So ein Zufall; daß in muslimischen Ländern so viele
muslimische Kinder geboren werden und daß evangelikale Christen weitüberwiegend
christliche Babys gebären.
Offensichtlich ist Religion gar keine
Glaubensangelegenheit, sondern einer Frage der Kultur, in die man hinein
geboren wird.
Daher ist es wahrscheinlich, daß ein
japanisches Kind rohen Fisch lieber mag als blauschimmeligen Käse, während es
bei Franzosen umgekehrt ist.
Wenn ein Junge, wie der kleine Krzysztof Charamsa, 1972
in Gdingen an der polnischen Ostseeküste geboren wird und ihn eine Mutter
aufzieht, die „was Kirchen und Religionsausübung betraf, in geradezu
hysterischer Weise fundamentalistisch war“ (Charamsa), ist es wenig
verwunderlich, daß er katholisch-religiös wird.
Das gilt generell. Wer mit seiner Muttermilch
aufsaugt, daß Juden Brunnen vergiften, daß Schwarze Vergewaltiger sind,
Zigeuner klauen, Schwule mit dem Satan paktieren und Frauen minderwertig sind,
glaubt dies zunächst einmal.
Bleibt man in so einem Umfeld und wird möglichst
effektiv von anderen Meinungen abgeschirmt, erhalten sich diese Vorurteile.
Deswegen sind ultraultraorthodoxe Juden in Israel so
extrem darauf bedacht ihre Kinder von säkularen Zeitungen, höherer Bildung und
dem Internet abzuhalten.
Je besser dies gelingt, desto wahrscheinlicher bleibt
ihre Brut ultraultraorthodox.
Amish-Jugendliche legen vor ihrer Taufe, die sie nur
als Erwachsene und aus eigenem Willen empfangen (lobenswert!) ein Jahr des
„Herumspringens“ ein, in dem sie in die Welt hinausgehen und sich alles ansehen
können, was ihnen vorher verborgen blieb.
Ohne diese Experimentierphase gäbe es heute viel mehr
Amish, weil weniger gegen ein amishes Leben entschieden.

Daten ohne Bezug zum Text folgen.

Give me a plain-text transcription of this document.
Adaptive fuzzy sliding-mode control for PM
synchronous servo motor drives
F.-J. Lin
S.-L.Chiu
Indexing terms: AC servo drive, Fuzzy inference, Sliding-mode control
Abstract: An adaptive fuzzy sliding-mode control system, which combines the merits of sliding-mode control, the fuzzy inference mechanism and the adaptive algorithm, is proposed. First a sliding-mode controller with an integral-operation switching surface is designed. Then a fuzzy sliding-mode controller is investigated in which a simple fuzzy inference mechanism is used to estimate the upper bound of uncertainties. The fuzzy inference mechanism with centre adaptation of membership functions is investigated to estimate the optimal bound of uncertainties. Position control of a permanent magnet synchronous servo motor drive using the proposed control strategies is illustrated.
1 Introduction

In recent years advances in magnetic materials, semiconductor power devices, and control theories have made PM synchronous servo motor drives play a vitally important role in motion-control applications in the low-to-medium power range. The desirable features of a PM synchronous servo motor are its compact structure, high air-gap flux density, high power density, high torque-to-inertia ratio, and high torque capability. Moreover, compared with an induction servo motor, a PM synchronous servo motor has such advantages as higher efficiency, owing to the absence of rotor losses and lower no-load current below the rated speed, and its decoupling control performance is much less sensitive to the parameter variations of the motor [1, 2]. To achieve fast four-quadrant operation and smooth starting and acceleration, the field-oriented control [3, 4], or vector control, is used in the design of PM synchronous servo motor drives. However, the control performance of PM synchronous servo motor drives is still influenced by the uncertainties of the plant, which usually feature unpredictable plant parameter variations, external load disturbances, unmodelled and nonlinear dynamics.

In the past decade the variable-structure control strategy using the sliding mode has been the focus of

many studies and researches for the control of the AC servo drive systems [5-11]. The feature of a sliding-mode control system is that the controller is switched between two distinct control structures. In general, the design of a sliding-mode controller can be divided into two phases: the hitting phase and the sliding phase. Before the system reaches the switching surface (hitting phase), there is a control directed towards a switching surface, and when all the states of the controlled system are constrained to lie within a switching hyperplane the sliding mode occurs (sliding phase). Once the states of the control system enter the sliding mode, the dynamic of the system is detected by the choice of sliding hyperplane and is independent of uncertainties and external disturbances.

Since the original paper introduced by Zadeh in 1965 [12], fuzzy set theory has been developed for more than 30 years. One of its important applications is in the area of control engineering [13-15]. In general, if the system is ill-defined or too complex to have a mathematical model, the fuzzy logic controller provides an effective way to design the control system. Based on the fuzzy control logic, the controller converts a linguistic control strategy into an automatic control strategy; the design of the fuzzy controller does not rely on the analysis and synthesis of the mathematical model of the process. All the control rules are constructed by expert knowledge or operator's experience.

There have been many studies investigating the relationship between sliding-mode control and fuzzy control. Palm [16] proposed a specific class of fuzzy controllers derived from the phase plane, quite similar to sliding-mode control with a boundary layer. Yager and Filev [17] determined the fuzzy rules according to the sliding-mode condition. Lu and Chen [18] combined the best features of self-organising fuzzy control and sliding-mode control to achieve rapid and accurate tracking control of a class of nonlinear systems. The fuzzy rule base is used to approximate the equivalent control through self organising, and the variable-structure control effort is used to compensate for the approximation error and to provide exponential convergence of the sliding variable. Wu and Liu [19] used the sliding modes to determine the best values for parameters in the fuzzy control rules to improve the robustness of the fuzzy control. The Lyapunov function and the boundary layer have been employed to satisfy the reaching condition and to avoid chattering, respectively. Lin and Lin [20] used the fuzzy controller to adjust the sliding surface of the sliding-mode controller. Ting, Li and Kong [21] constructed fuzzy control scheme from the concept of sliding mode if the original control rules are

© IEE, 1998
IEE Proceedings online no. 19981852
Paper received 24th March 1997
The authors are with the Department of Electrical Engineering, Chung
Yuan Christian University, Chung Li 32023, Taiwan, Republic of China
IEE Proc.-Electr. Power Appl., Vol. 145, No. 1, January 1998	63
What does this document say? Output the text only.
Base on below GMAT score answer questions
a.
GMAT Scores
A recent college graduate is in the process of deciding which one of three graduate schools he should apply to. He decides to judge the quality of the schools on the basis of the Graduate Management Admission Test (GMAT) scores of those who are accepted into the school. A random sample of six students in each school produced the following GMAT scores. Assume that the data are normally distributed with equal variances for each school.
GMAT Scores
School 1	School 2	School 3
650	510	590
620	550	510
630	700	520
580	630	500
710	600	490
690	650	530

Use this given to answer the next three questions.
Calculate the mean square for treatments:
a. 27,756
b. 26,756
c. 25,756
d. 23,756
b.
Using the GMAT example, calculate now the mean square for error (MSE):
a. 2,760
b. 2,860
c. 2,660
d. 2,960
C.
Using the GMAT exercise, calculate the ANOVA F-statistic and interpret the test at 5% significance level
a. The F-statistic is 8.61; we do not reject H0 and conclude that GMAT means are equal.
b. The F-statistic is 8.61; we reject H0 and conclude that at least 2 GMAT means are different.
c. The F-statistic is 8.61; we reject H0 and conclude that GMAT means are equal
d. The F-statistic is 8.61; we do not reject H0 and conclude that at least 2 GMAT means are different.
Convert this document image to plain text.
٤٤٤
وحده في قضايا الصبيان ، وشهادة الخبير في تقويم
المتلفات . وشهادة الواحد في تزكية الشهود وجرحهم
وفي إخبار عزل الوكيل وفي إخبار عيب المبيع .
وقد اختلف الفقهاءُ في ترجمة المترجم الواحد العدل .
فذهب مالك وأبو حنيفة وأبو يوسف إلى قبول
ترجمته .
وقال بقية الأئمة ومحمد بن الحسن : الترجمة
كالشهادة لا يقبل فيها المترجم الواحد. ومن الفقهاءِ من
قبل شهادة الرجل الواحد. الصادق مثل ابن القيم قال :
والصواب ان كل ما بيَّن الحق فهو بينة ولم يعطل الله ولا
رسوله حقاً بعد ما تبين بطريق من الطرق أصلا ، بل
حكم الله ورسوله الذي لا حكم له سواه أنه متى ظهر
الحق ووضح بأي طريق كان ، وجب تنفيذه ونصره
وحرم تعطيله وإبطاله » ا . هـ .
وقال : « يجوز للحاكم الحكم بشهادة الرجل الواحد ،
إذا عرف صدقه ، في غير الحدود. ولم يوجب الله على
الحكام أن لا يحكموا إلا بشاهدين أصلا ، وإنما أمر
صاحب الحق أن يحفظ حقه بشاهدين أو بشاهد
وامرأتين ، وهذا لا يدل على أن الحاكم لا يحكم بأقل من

Wer aus nicht ganz so eingeengten Verhältnissen wie homegeschoolten
evangelikalen Amerikanern kommt, wird irgendwann seine mitgegebenen Vorurteile
hinterfragen.
Daher treten Erwachsene, die als Säuglinge in
Deutschland von ihren Eltern zwangsgetauft wurden, oft aus der Kirche aus.
Sie lernen, daß man Homosexuelle nicht als
„Schwuchtel“ beschimpft und finden heraus, daß Schwarze genauso klug wie Weiße
sind.
Die Welt ist in dem Sinne wirklich offen, daß ein
jeder sich mit wenigen Klicks über Gewohnheiten auf der anderen Seite der Erde
informieren kann.
Daher gibt es auch in Frankreich Suhsi-Restaurants und
Asiaten fangen an Milchprodukte zu importieren.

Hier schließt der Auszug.